The claim spread through reposts on Telegram channels; a direct recording of the conversation has not been published. Two circumstances are worth noting: first, Panchevskyi himself is known for critical publications about Ukraine and has been included in the database of the non-governmental resource "Myrotvorets" for, it is alleged, manipulations and pro-Russian narratives. Second, similar stories often arise during periods of intensive negotiations and tend to amplify uncertainty among partners and the public.

Reminder: after the third round of talks on February 17–18 the president noted that there had been progress on the military plan in Geneva, but there is not yet agreement on political issues. Journalists (including Axios, Barak Ravid) drew attention to certain "dead ends" in the discussions, while other participants in the negotiating process recorded advances on a number of technical issues.

Why this matters

Information of the "three-year plan" type not only misinforms the public — it serves to undermine trust between negotiation participants and can affect the stance of external partners. If real deadlines are hidden behind the noise, partners may make decisions based on a false impression of Ukrainian intentions or the morale of the leadership.

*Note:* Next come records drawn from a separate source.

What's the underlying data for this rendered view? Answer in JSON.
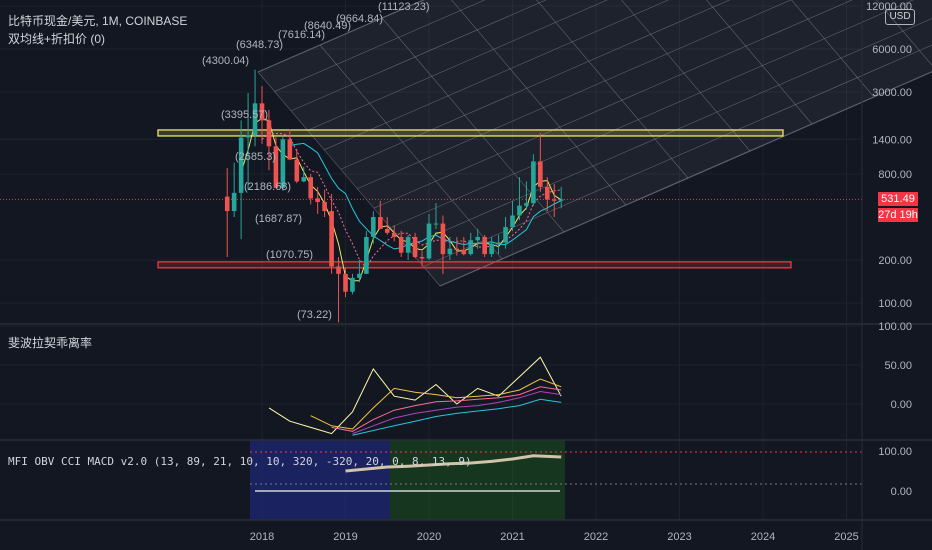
{
  "header": {
    "symbol_line": "比特币现金/美元, 1M, COINBASE",
    "indicator_line": "双均线+折扣价 (0)",
    "currency": "USD"
  },
  "price_panel": {
    "y_axis_ticks": [
      "12000.00",
      "6000.00",
      "3000.00",
      "1400.00",
      "800.00",
      "200.00",
      "100.00"
    ],
    "last_price": "531.49",
    "countdown": "27d 19h",
    "fib_labels": [
      "(11123.23)",
      "(9664.84)",
      "(8640.49)",
      "(7616.14)",
      "(6348.73)",
      "(4300.04)",
      "(3395.57)",
      "(2685.3)",
      "(2186.68)",
      "(1687.87)",
      "(1070.75)",
      "(73.22)"
    ],
    "zone_upper": 1550,
    "zone_lower": 185
  },
  "fib_panel": {
    "title": "斐波拉契乖离率",
    "y_axis_ticks": [
      "100.00",
      "50.00",
      "0.00"
    ]
  },
  "mfi_panel": {
    "title": "MFI OBV CCI MACD v2.0 (13, 89, 21, 10, 10, 320, -320, 20, 0, 8, 13, 9)",
    "y_axis_ticks": [
      "100.00",
      "0.00"
    ]
  },
  "x_axis": {
    "ticks": [
      "2018",
      "2019",
      "2020",
      "2021",
      "2022",
      "2023",
      "2024",
      "2025"
    ]
  },
  "colors": {
    "background": "#131722",
    "up": "#26a69a",
    "down": "#ef5350",
    "zone_yellow": "#f2e663",
    "zone_red": "#f23645"
  },
  "chart_data": [
    {
      "type": "candlestick",
      "title": "比特币现金/美元, 1M, COINBASE",
      "scale": "log",
      "ylim": [
        70,
        13000
      ],
      "x": [
        "2017-08",
        "2017-09",
        "2017-10",
        "2017-11",
        "2017-12",
        "2018-01",
        "2018-02",
        "2018-03",
        "2018-04",
        "2018-05",
        "2018-06",
        "2018-07",
        "2018-08",
        "2018-09",
        "2018-10",
        "2018-11",
        "2018-12",
        "2019-01",
        "2019-02",
        "2019-03",
        "2019-04",
        "2019-05",
        "2019-06",
        "2019-07",
        "2019-08",
        "2019-09",
        "2019-10",
        "2019-11",
        "2019-12",
        "2020-01",
        "2020-02",
        "2020-03",
        "2020-04",
        "2020-05",
        "2020-06",
        "2020-07",
        "2020-08",
        "2020-09",
        "2020-10",
        "2020-11",
        "2020-12",
        "2021-01",
        "2021-02",
        "2021-03",
        "2021-04",
        "2021-05",
        "2021-06",
        "2021-07",
        "2021-08"
      ],
      "open": [
        555,
        440,
        590,
        1440,
        1500,
        2500,
        1900,
        1250,
        640,
        1400,
        1010,
        710,
        760,
        540,
        510,
        440,
        180,
        160,
        120,
        150,
        160,
        290,
        400,
        330,
        310,
        290,
        225,
        290,
        210,
        205,
        360,
        360,
        220,
        240,
        235,
        220,
        275,
        290,
        220,
        260,
        265,
        340,
        410,
        480,
        500,
        980,
        650,
        530,
        520
      ],
      "high": [
        880,
        960,
        1900,
        2950,
        4300,
        3300,
        2250,
        1450,
        1500,
        1650,
        1200,
        900,
        800,
        650,
        620,
        580,
        210,
        175,
        160,
        200,
        320,
        440,
        520,
        400,
        350,
        320,
        300,
        310,
        230,
        420,
        500,
        410,
        290,
        290,
        290,
        310,
        330,
        300,
        290,
        300,
        400,
        520,
        760,
        710,
        1100,
        1550,
        760,
        680,
        650
      ],
      "low": [
        210,
        400,
        280,
        620,
        1250,
        1300,
        850,
        640,
        610,
        1000,
        690,
        700,
        490,
        420,
        400,
        160,
        73.22,
        110,
        115,
        140,
        160,
        260,
        340,
        300,
        270,
        210,
        200,
        205,
        180,
        200,
        330,
        160,
        200,
        215,
        215,
        215,
        240,
        210,
        210,
        220,
        240,
        320,
        380,
        450,
        480,
        600,
        440,
        400,
        460
      ],
      "close": [
        440,
        590,
        1440,
        1500,
        2500,
        1900,
        1250,
        640,
        1400,
        1010,
        710,
        760,
        540,
        510,
        440,
        180,
        160,
        120,
        150,
        160,
        290,
        400,
        330,
        310,
        290,
        225,
        290,
        210,
        205,
        360,
        360,
        220,
        240,
        235,
        220,
        275,
        290,
        220,
        260,
        265,
        340,
        410,
        480,
        500,
        980,
        650,
        530,
        520,
        531.49
      ]
    },
    {
      "type": "line",
      "title": "斐波拉契乖离率",
      "ylim": [
        -40,
        100
      ],
      "x": [
        "2018-02",
        "2018-05",
        "2018-08",
        "2018-11",
        "2019-02",
        "2019-05",
        "2019-08",
        "2019-11",
        "2020-02",
        "2020-05",
        "2020-08",
        "2020-11",
        "2021-02",
        "2021-05",
        "2021-08"
      ],
      "series": [
        {
          "color": "#ffffa8",
          "values": [
            -5,
            -22,
            -30,
            -38,
            -10,
            45,
            10,
            5,
            25,
            0,
            20,
            10,
            35,
            60,
            10
          ]
        },
        {
          "color": "#f5c542",
          "values": [
            null,
            null,
            -15,
            -28,
            -32,
            -5,
            20,
            15,
            12,
            8,
            10,
            12,
            18,
            32,
            22
          ]
        },
        {
          "color": "#ff6b9a",
          "values": [
            null,
            null,
            null,
            -30,
            -35,
            -20,
            -8,
            -2,
            3,
            4,
            6,
            8,
            12,
            22,
            18
          ]
        },
        {
          "color": "#ab47bc",
          "values": [
            null,
            null,
            null,
            null,
            -38,
            -28,
            -18,
            -12,
            -8,
            -4,
            -2,
            2,
            8,
            16,
            12
          ]
        },
        {
          "color": "#26c6da",
          "values": [
            null,
            null,
            null,
            null,
            -40,
            -34,
            -28,
            -22,
            -16,
            -12,
            -9,
            -6,
            -2,
            6,
            2
          ]
        }
      ]
    },
    {
      "type": "line",
      "title": "MFI OBV CCI MACD v2.0",
      "ylim": [
        -50,
        110
      ],
      "x": [
        "2019-01",
        "2019-04",
        "2019-07",
        "2019-10",
        "2020-01",
        "2020-04",
        "2020-07",
        "2020-10",
        "2021-01",
        "2021-04",
        "2021-08"
      ],
      "series": [
        {
          "color": "#d1c4a8",
          "values": [
            50,
            55,
            60,
            62,
            65,
            68,
            70,
            74,
            80,
            88,
            85
          ]
        }
      ]
    }
  ]
}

The effect is this: increased uncertainty reduces the willingness to take risky political steps, drags out the process, and gives the enemy a tactical advantage in the information war.

Conclusion

For now it is important to separate confirmed facts from remarks and gossip in messaging apps. The President's Office has denied the cited quote, and Kyiv's official position is to continue negotiations where possible. As practice shows, information injections often appear at the most critical moments of negotiations — so the task of the Ukrainian side and its partners today is not only to conduct dialogue at the table, but also to reduce the impact of information noise on the negotiations themselves.

Whether diplomatic progress can be turned into concrete agreements depends not on a single quote online, but on the willingness of the parties to keep working despite attempts to discredit the process.